A remote region in East Antarctica has set a new record for the coldest place on Earth, with temperatures dipping to a bone-chilling minus 93.2 degrees Celsius, say NASA scientists.

The temperatures in several hollows of a high ridge in Antarctica on the East Antarctic Plateau can dip below minus 92 degrees Celsius on a clear winter night.

The new record of minus 136 Fahrenheit (minus 93.2 C) was set on August 10, 2010, NASA said.

That is several degrees colder than the previous low of minus 128.6 F (minus 89.2 C), set in 1983 at the Russian Vostok Research Station in East Antarctica.
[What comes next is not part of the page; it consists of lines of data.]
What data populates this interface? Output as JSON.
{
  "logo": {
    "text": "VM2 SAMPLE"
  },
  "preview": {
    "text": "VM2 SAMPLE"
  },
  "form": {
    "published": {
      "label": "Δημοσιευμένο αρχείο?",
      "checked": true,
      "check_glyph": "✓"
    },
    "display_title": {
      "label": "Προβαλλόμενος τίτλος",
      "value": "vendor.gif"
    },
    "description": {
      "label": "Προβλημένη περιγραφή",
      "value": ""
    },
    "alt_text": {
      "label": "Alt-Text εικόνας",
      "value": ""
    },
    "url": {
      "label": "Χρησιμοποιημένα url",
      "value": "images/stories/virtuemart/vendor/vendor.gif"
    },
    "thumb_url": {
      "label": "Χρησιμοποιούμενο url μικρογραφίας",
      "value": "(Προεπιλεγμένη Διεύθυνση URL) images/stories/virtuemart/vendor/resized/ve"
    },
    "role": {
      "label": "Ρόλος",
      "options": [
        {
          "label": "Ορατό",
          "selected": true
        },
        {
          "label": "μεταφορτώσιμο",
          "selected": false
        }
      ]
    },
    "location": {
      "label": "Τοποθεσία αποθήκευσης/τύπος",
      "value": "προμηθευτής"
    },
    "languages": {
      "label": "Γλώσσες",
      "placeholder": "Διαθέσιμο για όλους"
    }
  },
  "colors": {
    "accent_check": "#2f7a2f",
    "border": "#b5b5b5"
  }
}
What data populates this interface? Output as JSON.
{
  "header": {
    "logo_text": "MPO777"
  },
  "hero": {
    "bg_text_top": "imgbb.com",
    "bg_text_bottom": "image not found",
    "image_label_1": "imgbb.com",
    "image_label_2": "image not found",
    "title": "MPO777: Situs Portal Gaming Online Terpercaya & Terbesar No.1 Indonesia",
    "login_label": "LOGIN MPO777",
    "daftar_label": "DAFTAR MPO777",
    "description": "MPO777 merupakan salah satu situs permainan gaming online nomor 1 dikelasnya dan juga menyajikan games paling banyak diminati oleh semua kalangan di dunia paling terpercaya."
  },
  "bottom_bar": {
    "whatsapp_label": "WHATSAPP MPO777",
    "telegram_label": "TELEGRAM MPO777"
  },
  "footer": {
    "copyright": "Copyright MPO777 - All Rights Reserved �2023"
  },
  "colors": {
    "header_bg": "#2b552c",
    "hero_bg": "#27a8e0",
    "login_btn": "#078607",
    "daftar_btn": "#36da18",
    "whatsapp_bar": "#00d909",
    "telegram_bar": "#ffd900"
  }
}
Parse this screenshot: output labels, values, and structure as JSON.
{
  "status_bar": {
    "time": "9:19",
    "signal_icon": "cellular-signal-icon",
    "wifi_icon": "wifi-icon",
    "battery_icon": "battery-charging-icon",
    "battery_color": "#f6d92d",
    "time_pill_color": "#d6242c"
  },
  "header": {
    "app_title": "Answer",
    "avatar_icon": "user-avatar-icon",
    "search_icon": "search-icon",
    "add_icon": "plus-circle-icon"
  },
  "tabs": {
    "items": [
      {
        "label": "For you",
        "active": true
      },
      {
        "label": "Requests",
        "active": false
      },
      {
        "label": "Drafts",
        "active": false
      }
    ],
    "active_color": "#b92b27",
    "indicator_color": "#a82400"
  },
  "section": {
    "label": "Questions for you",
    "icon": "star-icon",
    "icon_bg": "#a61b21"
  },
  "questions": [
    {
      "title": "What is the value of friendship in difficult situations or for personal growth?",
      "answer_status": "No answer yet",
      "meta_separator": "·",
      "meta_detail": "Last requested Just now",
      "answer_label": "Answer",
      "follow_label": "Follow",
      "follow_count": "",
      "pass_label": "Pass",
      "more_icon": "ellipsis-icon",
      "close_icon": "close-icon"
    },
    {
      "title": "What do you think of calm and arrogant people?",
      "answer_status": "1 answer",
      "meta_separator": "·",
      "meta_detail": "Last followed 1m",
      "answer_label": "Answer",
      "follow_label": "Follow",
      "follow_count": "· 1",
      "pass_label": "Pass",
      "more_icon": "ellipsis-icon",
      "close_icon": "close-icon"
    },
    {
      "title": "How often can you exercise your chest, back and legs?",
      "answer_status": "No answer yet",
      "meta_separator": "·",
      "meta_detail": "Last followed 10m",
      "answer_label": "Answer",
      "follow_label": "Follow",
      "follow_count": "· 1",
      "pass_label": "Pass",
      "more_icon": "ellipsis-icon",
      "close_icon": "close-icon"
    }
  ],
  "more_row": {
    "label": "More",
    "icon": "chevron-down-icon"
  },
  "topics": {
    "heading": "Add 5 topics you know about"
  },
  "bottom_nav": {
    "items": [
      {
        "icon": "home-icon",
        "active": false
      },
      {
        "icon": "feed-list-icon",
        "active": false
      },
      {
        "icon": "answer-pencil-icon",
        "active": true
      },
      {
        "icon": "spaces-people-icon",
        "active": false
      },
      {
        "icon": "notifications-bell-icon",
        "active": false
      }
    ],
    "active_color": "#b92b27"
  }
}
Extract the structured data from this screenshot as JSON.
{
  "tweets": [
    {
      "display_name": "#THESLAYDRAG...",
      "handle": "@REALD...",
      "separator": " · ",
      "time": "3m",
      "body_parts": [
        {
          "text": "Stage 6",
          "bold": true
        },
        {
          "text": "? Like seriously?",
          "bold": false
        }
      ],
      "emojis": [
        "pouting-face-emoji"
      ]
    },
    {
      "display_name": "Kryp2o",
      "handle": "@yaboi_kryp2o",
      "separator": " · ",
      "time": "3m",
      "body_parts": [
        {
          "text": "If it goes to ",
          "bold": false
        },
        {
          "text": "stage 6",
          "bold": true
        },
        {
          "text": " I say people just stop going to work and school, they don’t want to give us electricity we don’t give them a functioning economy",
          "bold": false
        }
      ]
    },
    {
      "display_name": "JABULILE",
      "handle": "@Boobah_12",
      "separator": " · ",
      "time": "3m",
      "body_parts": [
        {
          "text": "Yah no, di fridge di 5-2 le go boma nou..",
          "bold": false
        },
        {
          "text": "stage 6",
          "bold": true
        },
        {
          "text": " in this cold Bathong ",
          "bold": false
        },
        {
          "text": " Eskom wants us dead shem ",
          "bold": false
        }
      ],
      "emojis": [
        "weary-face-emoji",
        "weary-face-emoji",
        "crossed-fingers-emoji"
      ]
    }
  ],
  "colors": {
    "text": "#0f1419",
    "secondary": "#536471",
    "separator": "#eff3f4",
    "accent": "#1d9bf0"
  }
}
Scientists made the discovery while analysing the most detailed global surface temperature maps to date, developed with data from remote sensing satellites including the new Landsat 8, a joint project of NASA and the US Geological Survey (USGS).

Ted Scambos, lead scientist at the National Snow and Ice Data Center in Boulder, Colorado, joined a team of researchers who turned to sensitive satellite instruments that can pick up thermal radiation emitted from Earth’s surface, even in areas lacking much heat.

Using these sensors to scan the East Antarctic Plateau, Scambos detected extremely cold temperatures on a 997 km stretch of the ridge at high elevations between Argus and Fuji, and even colder temperatures lower elevations in pockets off the ridge.

Then, with the higher resolution of the Thermal Infrared Sensor (TIRS) aboard Landsat 8, the research team pinpointed the record-setting pockets.

Researchers analysed 32 years’ worth of data from several satellite instruments. They found temperatures plummeted to record lows dozens of times in clusters of pockets near a high ridge between Dome Argus and Dome Fuji, two summits on the ice sheet known as the East Antarctic Plateau.

Coldest inhabited place

The coldest permanently inhabited place on Earth is northeastern Siberia, where temperatures in the towns of Verkhoyansk and Oimekon dropped to a bone-chilling 90 degrees below zero Fahrenheit (minus 67.8 C) in 1892 and 1933, respectively, NASA said.

The quest to find out just how cold it can get on Earth — and why — started when the researchers were studying large snow dunes, sculpted and polished by the wind, on the East Antarctic Plateau.

When the scientists looked closer, they noticed cracks in the snow surface between the dunes, possibly created when wintertime temperatures got so low the top snow layer shrunk.

This led scientists to wonder what the temperature range was, and prompted them to hunt for the coldest places using data from two types of satellite sensors.

The findings were presented at the American Geophysical Union meeting in San Francisco.